Citing inadequate care, Maryland's health secretary imposed a ban on new admissions yesterday against a company providing community-based homes for developmentally disabled people and denied its request to expand two residential facilities in the Towson area.
"I will not tolerate substandard care," Health Secretary Nelson J. Sabatini said in announcing the ban on new admissions at the approximately 15 homes operated in Baltimore city and county by Growth Horizons of Maryland Inc.
Mr. Sabatini said that the health department is examining all of Growth Horizons' sites because of "pervasive problems related to the quality of care," and would consider taking action to strip them of operating licenses if those problems are not adequately addressed.
The actions against Growth Horizons -- the first provider of community-based living to be penalized in Mr. Sabatini's eight months as secretary -- grew out of its applications to expand from three to four the number of beds at homes on Beaver Bank Circle and Rowan Court in Towson.
After no formal opposition was expressed at public hearings on the proposed expansion, the department's administrator of community programs examined the most recent inspection reports on Growth Horizons and found "serious deficiencies in [its] overall program," among them:
* A lack of staff training that results in a failure to meet the health and program needs of clients.

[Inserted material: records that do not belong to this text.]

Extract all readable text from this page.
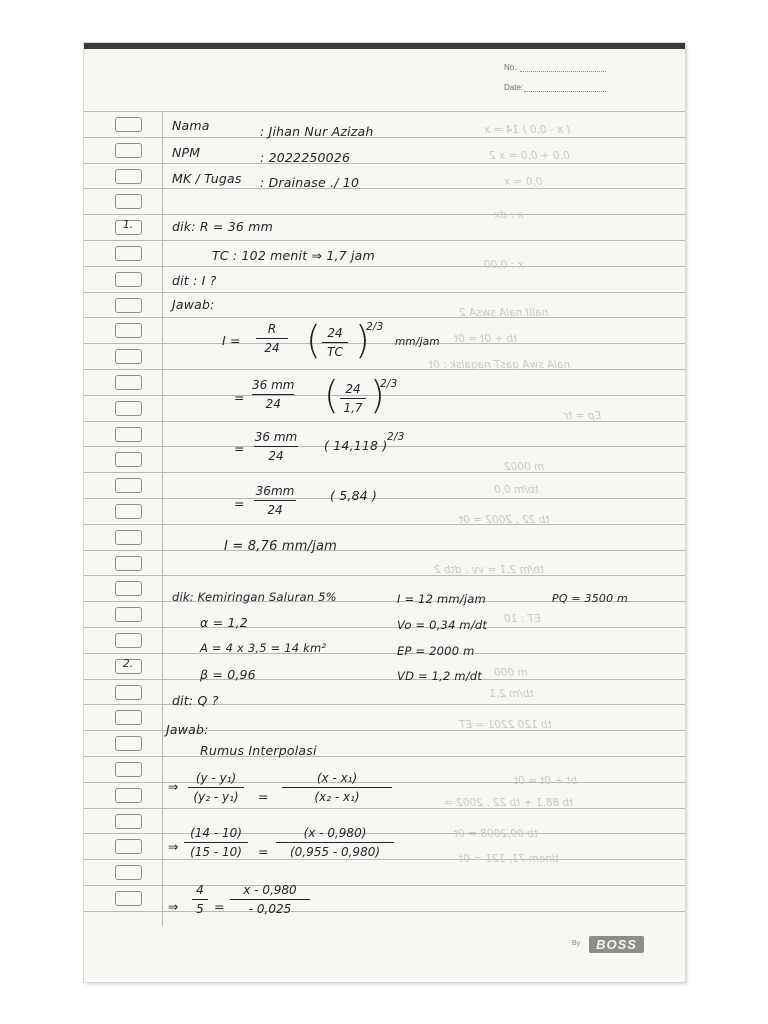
No.
Date:
1.
2.
( x - 0,0 ) 14 = x
0,0 + 0,0 = x 2
0,0 = x
x : dx
x : 0,00
nalif nalA swsA 2
tb + 0t = 0t
nalA swA qasT naqalsk : 0t
Ep = tr
m 0002
tb/m 0,0
tb 22 , 2002 = 0t
tb/m 2,1 = vv : dtb 2
ET : 10
m 000
tb/m 2,1
tb 120 2201 = ET
bt + 0t = 0t
tb 88,1 + tb 22 , 2002 =
tb 00,2008 = 0t
tinem 71, 121 = 0t
Nama	: Jihan Nur Azizah
NPM	: 2022250026
MK / Tugas : Drainase ./ 10
dik: R = 36 mm
TC : 102 menit ⇒ 1,7 jam
dit : I ?
Jawab:
I =
R
24 ( 24
TC )
2/3
mm/jam
=
36 mm
24 ( 24
1,7 )
2/3
=
36 mm
24
( 14,118 )
2/3
=
36mm
24
( 5,84 )
I = 8,76 mm/jam
dik: Kemiringan Saluran 5%
α = 1,2
A = 4 x 3,5 = 14 km²
β = 0,96
dit: Q ?
I = 12 mm/jam	PQ = 3500 m
Vo = 0,34 m/dt
EP = 2000 m
VD = 1,2 m/dt
Jawab:
Rumus Interpolasi
⇒
(y - y₁)
(y₂ - y₁) =
(x - x₁)
(x₂ - x₁)
⇒
(14 - 10)
(15 - 10) =
(x - 0,980)
(0,955 - 0,980)
⇒
4
5 =
x - 0,980
- 0,025
By	BOSS
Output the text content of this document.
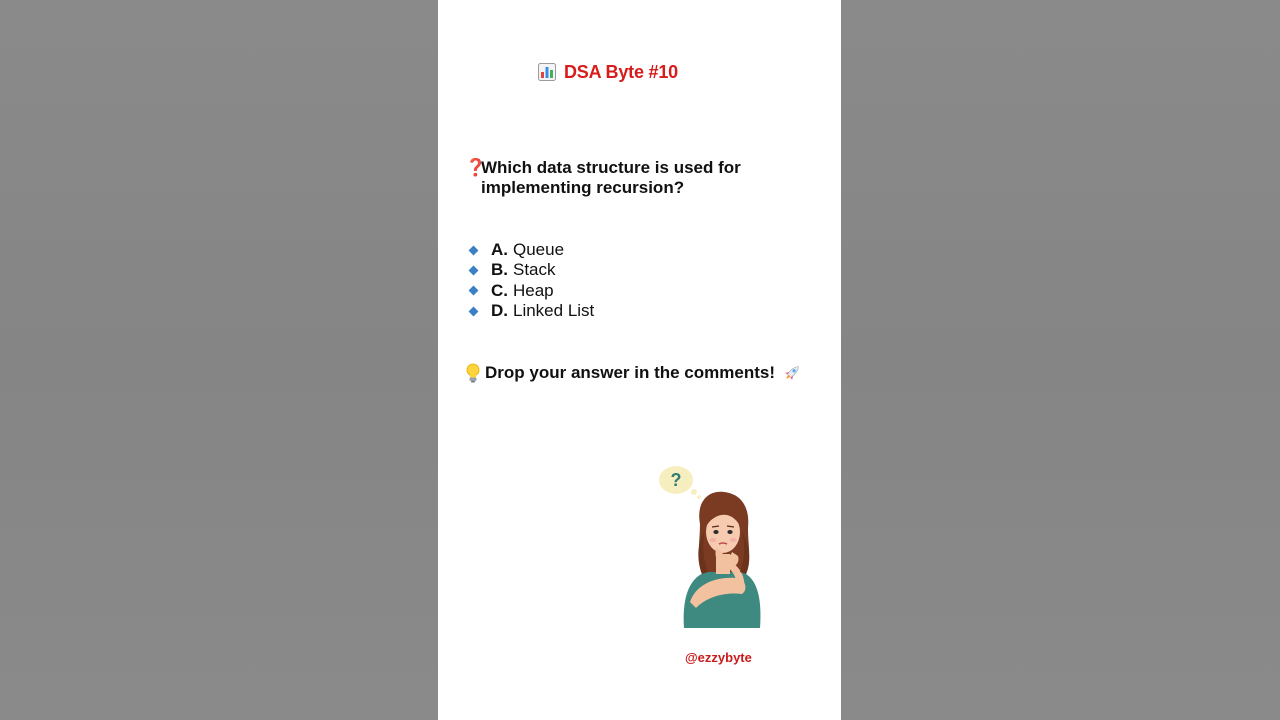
DSA Byte #10
❓Which data structure is used for
implementing recursion?
A. Queue
B. Stack
C. Heap
D. Linked List
Drop your answer in the comments!
?
@ezzybyte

* Clients being placed at risk by "medically unsound practices," including failures to administer medication and -- in one case -- the lack of blood-pressure monitoring equipment at a home occupied by a client requiring regular pressure checks.
* Lack of programs and knowledge by direct-care employees on managing behavior problems, which many Growth Horizons clients display.
Department officials said that the company's plan for correction was weak in some areas and failed to address all the problems noted by examiners. According to the health department, Growth Horizons is receiving $2.3 million in the current budget year -- 40 percent of it in federal funds, and the rest from the state -- to provide community-based living quarters for about 52 people and day programs for 40 others.
The department's Developmental Disabilities Administration is spending $160 million of its quarter-billion-dollar budget this year for community-based programs, which have largely replaced state mental institutions as the chief providers of care.
Overall, the programs reach more than 7,700 clients -- 1,003 of them living in community-based homes. Mr. Sabatini said that there is notenough money available to meet all needs, and that other people are on a waiting list for placement in residential facilities.
"People who are disabled have the right to live in the community," said Mr. Sabatini. "They also have a right to an adequate level of care. It is important we make sure that level of care is provided in these facili- ties."
The health secretary, who has been in charge of the department since February, said that he did not favor closing facilities and that he hoped the problems of Growth Horizons would be resolved.
"I think community-based providers do an excellent job in this state," the secretary said.